The things you list may be a reason for some, but in all discussions I’ve had and read about on uv, the reason is that it behaves as a package manger should. It can just install dependencies from an automatically generated lockfile. It can update outdated minor versions. It can tell me about outdated versions of my dependencies. It can reproduce a build on another machine. The lock file can be put into version control. A coworker can run a single command to install everything. It abstracts the stupidity that is virtual environments away so much you don’t even have to touch them anymore. And also, it’s fast.

Wake me up when pip can do any of that.

> the reason is that it behaves as a package manger should.

This is a matter of opinion. Pip exists to install the packages and their dependencies. It does not, by design, exist to manage a project for you.

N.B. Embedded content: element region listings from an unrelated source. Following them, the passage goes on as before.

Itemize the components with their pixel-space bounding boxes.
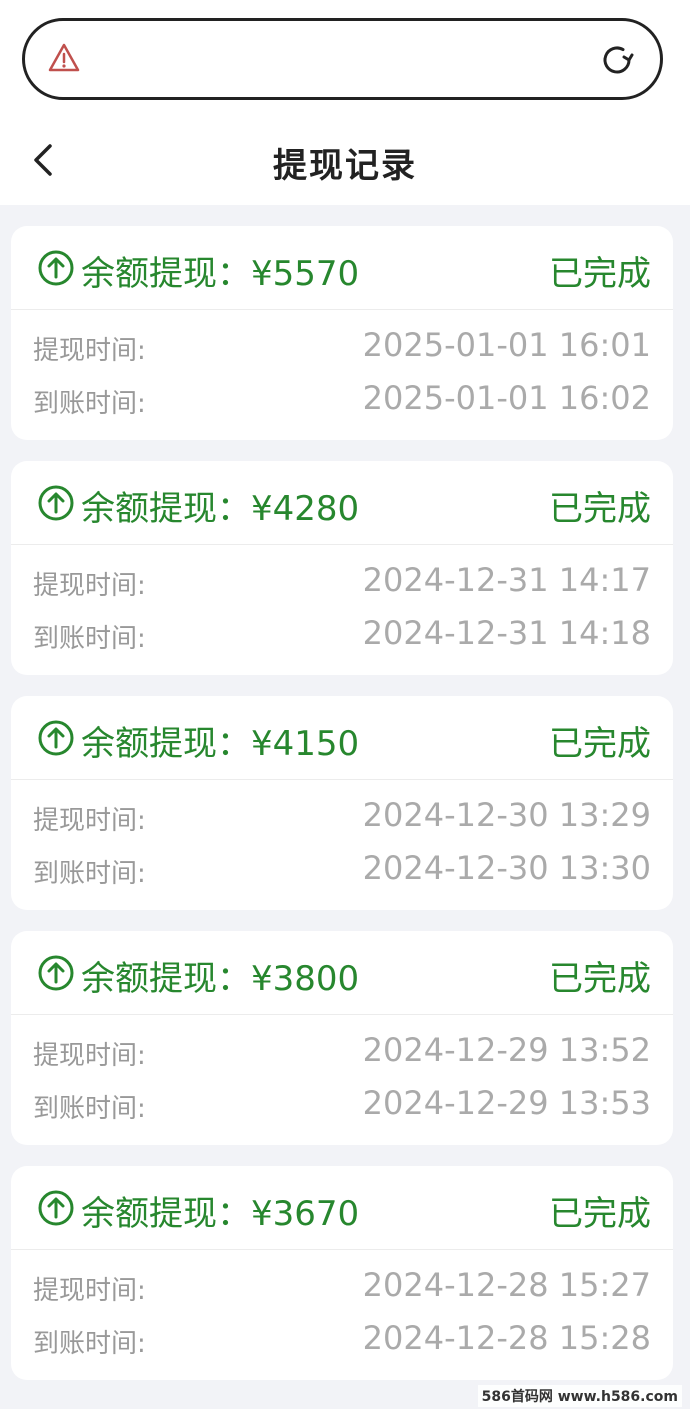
record-title: 余额提现：¥4280 xyxy=(81,489,360,529)
arrow-up-circle-icon xyxy=(38,955,74,991)
record-header: 余额提现：¥3800 已完成 xyxy=(11,931,673,1015)
withdraw-time-row: 提现时间: 2024-12-29 13:52 xyxy=(11,1031,673,1075)
withdraw-time-value: 2024-12-28 15:27 xyxy=(362,1266,651,1304)
withdraw-time-value: 2024-12-30 13:29 xyxy=(362,796,651,834)
watermark-text: 586首码网 www.h586.com xyxy=(477,1385,682,1407)
status-badge: 已完成 xyxy=(549,724,651,764)
record-title: 余额提现：¥5570 xyxy=(81,254,360,294)
withdraw-time-label: 提现时间: xyxy=(33,806,146,836)
record-card[interactable]: 余额提现：¥3670 已完成 提现时间: 2024-12-28 15:27 到账… xyxy=(11,1166,673,1380)
arrival-time-row: 到账时间: 2024-12-29 13:53 xyxy=(11,1084,673,1128)
arrival-time-label: 到账时间: xyxy=(33,859,146,889)
withdraw-time-value: 2025-01-01 16:01 xyxy=(362,326,651,364)
withdraw-time-row: 提现时间: 2025-01-01 16:01 xyxy=(11,326,673,370)
page-title: 提现记录 xyxy=(273,146,417,186)
withdraw-time-value: 2024-12-31 14:17 xyxy=(362,561,651,599)
record-header: 余额提现：¥5570 已完成 xyxy=(11,226,673,310)
record-title: 余额提现：¥3800 xyxy=(81,959,360,999)
arrow-up-circle-icon xyxy=(38,1190,74,1226)
arrival-time-row: 到账时间: 2025-01-01 16:02 xyxy=(11,379,673,423)
withdraw-time-row: 提现时间: 2024-12-30 13:29 xyxy=(11,796,673,840)
status-badge: 已完成 xyxy=(549,959,651,999)
arrival-time-row: 到账时间: 2024-12-30 13:30 xyxy=(11,849,673,893)
arrival-time-value: 2024-12-29 13:53 xyxy=(362,1084,651,1122)
arrival-time-row: 到账时间: 2024-12-28 15:28 xyxy=(11,1319,673,1363)
arrival-time-value: 2024-12-31 14:18 xyxy=(362,614,651,652)
withdraw-time-label: 提现时间: xyxy=(33,336,146,366)
arrival-time-label: 到账时间: xyxy=(33,624,146,654)
arrow-up-circle-icon xyxy=(38,485,74,521)
record-card[interactable]: 余额提现：¥5570 已完成 提现时间: 2025-01-01 16:01 到账… xyxy=(11,226,673,440)
arrival-time-label: 到账时间: xyxy=(33,1329,146,1359)
status-badge: 已完成 xyxy=(549,489,651,529)
withdraw-time-label: 提现时间: xyxy=(33,1041,146,1071)
withdraw-time-value: 2024-12-29 13:52 xyxy=(362,1031,651,1069)
arrival-time-value: 2024-12-30 13:30 xyxy=(362,849,651,887)
withdraw-time-label: 提现时间: xyxy=(33,1276,146,1306)
top-area: 提现记录 xyxy=(0,0,690,205)
record-title: 余额提现：¥4150 xyxy=(81,724,360,764)
browser-address-bar[interactable] xyxy=(22,18,663,100)
withdraw-time-row: 提现时间: 2024-12-31 14:17 xyxy=(11,561,673,605)
arrow-up-circle-icon xyxy=(38,720,74,756)
record-card[interactable]: 余额提现：¥3800 已完成 提现时间: 2024-12-29 13:52 到账… xyxy=(11,931,673,1145)
arrival-time-value: 2024-12-28 15:28 xyxy=(362,1319,651,1357)
record-header: 余额提现：¥4280 已完成 xyxy=(11,461,673,545)
withdraw-time-label: 提现时间: xyxy=(33,571,146,601)
arrival-time-row: 到账时间: 2024-12-31 14:18 xyxy=(11,614,673,658)
arrival-time-label: 到账时间: xyxy=(33,1094,146,1124)
reload-icon[interactable] xyxy=(598,41,636,79)
arrow-up-circle-icon xyxy=(38,250,74,286)
arrival-time-value: 2025-01-01 16:02 xyxy=(362,379,651,417)
record-card[interactable]: 余额提现：¥4280 已完成 提现时间: 2024-12-31 14:17 到账… xyxy=(11,461,673,675)
record-title: 余额提现：¥3670 xyxy=(81,1194,360,1234)
warning-triangle-icon[interactable] xyxy=(47,41,81,75)
arrival-time-label: 到账时间: xyxy=(33,389,146,419)
record-card[interactable]: 余额提现：¥4150 已完成 提现时间: 2024-12-30 13:29 到账… xyxy=(11,696,673,910)
withdraw-time-row: 提现时间: 2024-12-28 15:27 xyxy=(11,1266,673,1310)
status-badge: 已完成 xyxy=(549,254,651,294)
status-badge: 已完成 xyxy=(549,1194,651,1234)
record-header: 余额提现：¥3670 已完成 xyxy=(11,1166,673,1250)
record-header: 余额提现：¥4150 已完成 xyxy=(11,696,673,780)
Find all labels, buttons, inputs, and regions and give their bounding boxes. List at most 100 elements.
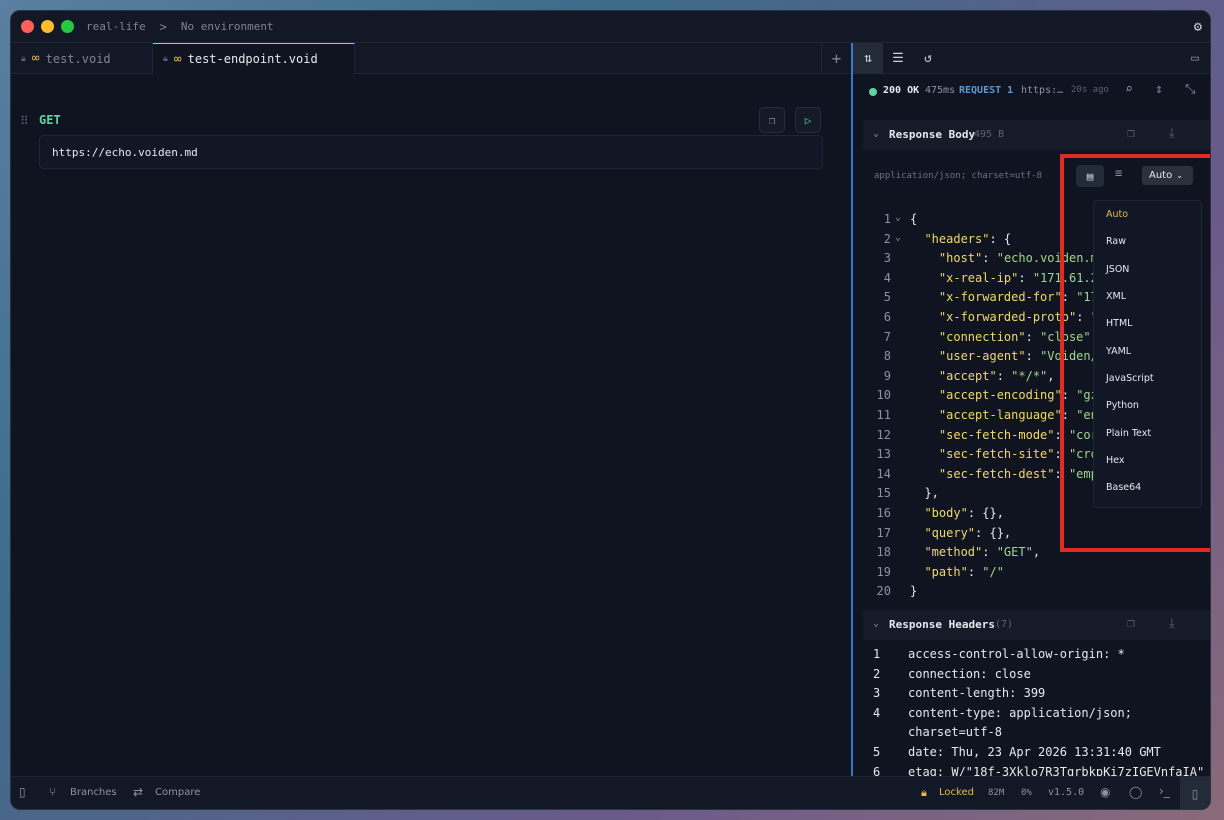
- header-line: 4 content-type: application/json;: [863, 705, 1210, 726]
- fold-icon[interactable]: ⌄: [895, 212, 901, 223]
- header-text: content-type: application/json;: [908, 705, 1132, 720]
- tab-test-void[interactable]: 🔒︎ ∞ test.void: [11, 43, 153, 74]
- line-number: 3: [883, 251, 891, 266]
- response-age: 20s ago: [1071, 85, 1109, 95]
- response-headers-title: Response Headers: [889, 618, 995, 631]
- line-number: 12: [876, 427, 891, 442]
- drag-handle-icon[interactable]: ⠿: [20, 114, 29, 128]
- cpu-usage: 0%: [1021, 788, 1032, 798]
- play-icon: ▷: [804, 113, 812, 127]
- response-headers-count: (7): [995, 619, 1014, 630]
- line-number: 17: [876, 525, 891, 540]
- line-number: 1: [873, 647, 881, 661]
- download-icon[interactable]: ⤓: [1169, 616, 1175, 631]
- fold-icon[interactable]: ⌄: [895, 232, 901, 243]
- line-number: 5: [873, 744, 881, 759]
- request-url: https:…: [1021, 85, 1064, 96]
- panel-toggle-icon[interactable]: ▯: [1180, 777, 1210, 809]
- tab-label: test.void: [45, 51, 111, 66]
- infinity-icon: ∞: [31, 51, 40, 66]
- header-line: 5 date: Thu, 23 Apr 2026 13:31:40 GMT: [863, 744, 1210, 765]
- branch-icon: ⑂: [49, 785, 57, 799]
- code-text: "query": {},: [924, 525, 1012, 540]
- locked-status[interactable]: Locked: [939, 787, 974, 798]
- list-icon[interactable]: ☰: [883, 43, 913, 74]
- maximize-window-button[interactable]: [61, 20, 74, 33]
- panel-icon[interactable]: ▭: [1180, 43, 1210, 74]
- memory-usage: 82M: [988, 788, 1005, 798]
- branches-button[interactable]: Branches: [70, 787, 117, 798]
- response-headers-header[interactable]: ⌄ Response Headers (7) ❐ ⤓: [863, 610, 1210, 640]
- line-number: 11: [876, 407, 891, 422]
- url-field[interactable]: https://echo.voiden.md: [39, 135, 823, 169]
- copy-icon[interactable]: ❐: [1127, 126, 1135, 141]
- sort-icon[interactable]: ⇅: [853, 43, 883, 74]
- environment-selector[interactable]: No environment: [181, 20, 274, 33]
- line-number: 4: [873, 705, 881, 720]
- compare-icon: ⇄: [133, 785, 144, 799]
- chevron-down-icon[interactable]: ⌄: [873, 618, 879, 629]
- compare-button[interactable]: Compare: [155, 787, 200, 798]
- tab-bar: 🔒︎ ∞ test.void 🔒︎ ∞ test-endpoint.void +: [11, 43, 851, 74]
- header-line: 1 access-control-allow-origin: *: [863, 647, 1210, 667]
- line-number: 3: [873, 686, 881, 701]
- code-text: "headers": {: [924, 231, 1012, 246]
- line-number: 2: [873, 666, 881, 681]
- request-label: REQUEST 1: [959, 85, 1014, 96]
- terminal-icon[interactable]: ›_: [1159, 784, 1170, 798]
- line-number: 15: [876, 486, 891, 501]
- response-toolbar: ⇅ ☰ ↺ ▭: [853, 43, 1210, 74]
- response-body-title: Response Body: [889, 128, 976, 141]
- lock-icon: 🔒︎: [21, 53, 26, 64]
- chat-icon[interactable]: ◯: [1129, 785, 1142, 799]
- response-body-size: 495 B: [974, 129, 1005, 140]
- copy-icon: ❐: [768, 113, 776, 127]
- title-bar: real-life > No environment ⚙: [11, 11, 1210, 43]
- app-version: v1.5.0: [1048, 787, 1085, 798]
- tab-test-endpoint-void[interactable]: 🔒︎ ∞ test-endpoint.void: [153, 43, 355, 74]
- panel-splitter[interactable]: [851, 43, 853, 778]
- header-text: access-control-allow-origin: *: [908, 647, 1125, 661]
- minimize-window-button[interactable]: [41, 20, 54, 33]
- code-text: "method": "GET",: [924, 545, 1041, 560]
- search-icon[interactable]: ⌕: [1125, 82, 1133, 97]
- copy-icon[interactable]: ❐: [1127, 616, 1135, 631]
- line-number: 14: [876, 466, 891, 481]
- sidebar-toggle-icon[interactable]: ▯: [19, 785, 26, 799]
- line-number: 5: [883, 290, 891, 305]
- window-controls: [21, 20, 74, 33]
- content-type: application/json; charset=utf-8: [874, 171, 1042, 181]
- app-window: real-life > No environment ⚙ 🔒︎ ∞ test.v…: [10, 10, 1211, 810]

The overwhelming majority of developers seem to agree with me though.

If anything, pip is a dependency installer, while working with even trivial projects requires a dependency manager. Parent's point was that pip is actually good enough that you don’t even need uv anymore, but as long as pip doesn’t satisfy 80% of the requirements, that’s just plain false.

I'm not sure an overwhelming majority of Python developers care one way or the other. Like, I'm sure uv is nice, but I've somehow never had an issue with pip or conda, so there's just no reason to futz with uv. Same deal with Jujutsu. It's probably great, but git isn't a problem, so jj isn't a priority.

A majority of HN users might agree with you, but I'd guess that a majority of developers, to paraphrase Don Draper, don't think about it at all.

"anymore" makes no sense, since pip long predates uv.

Some people don't have, or don't care about, the additional requirements you have in mind.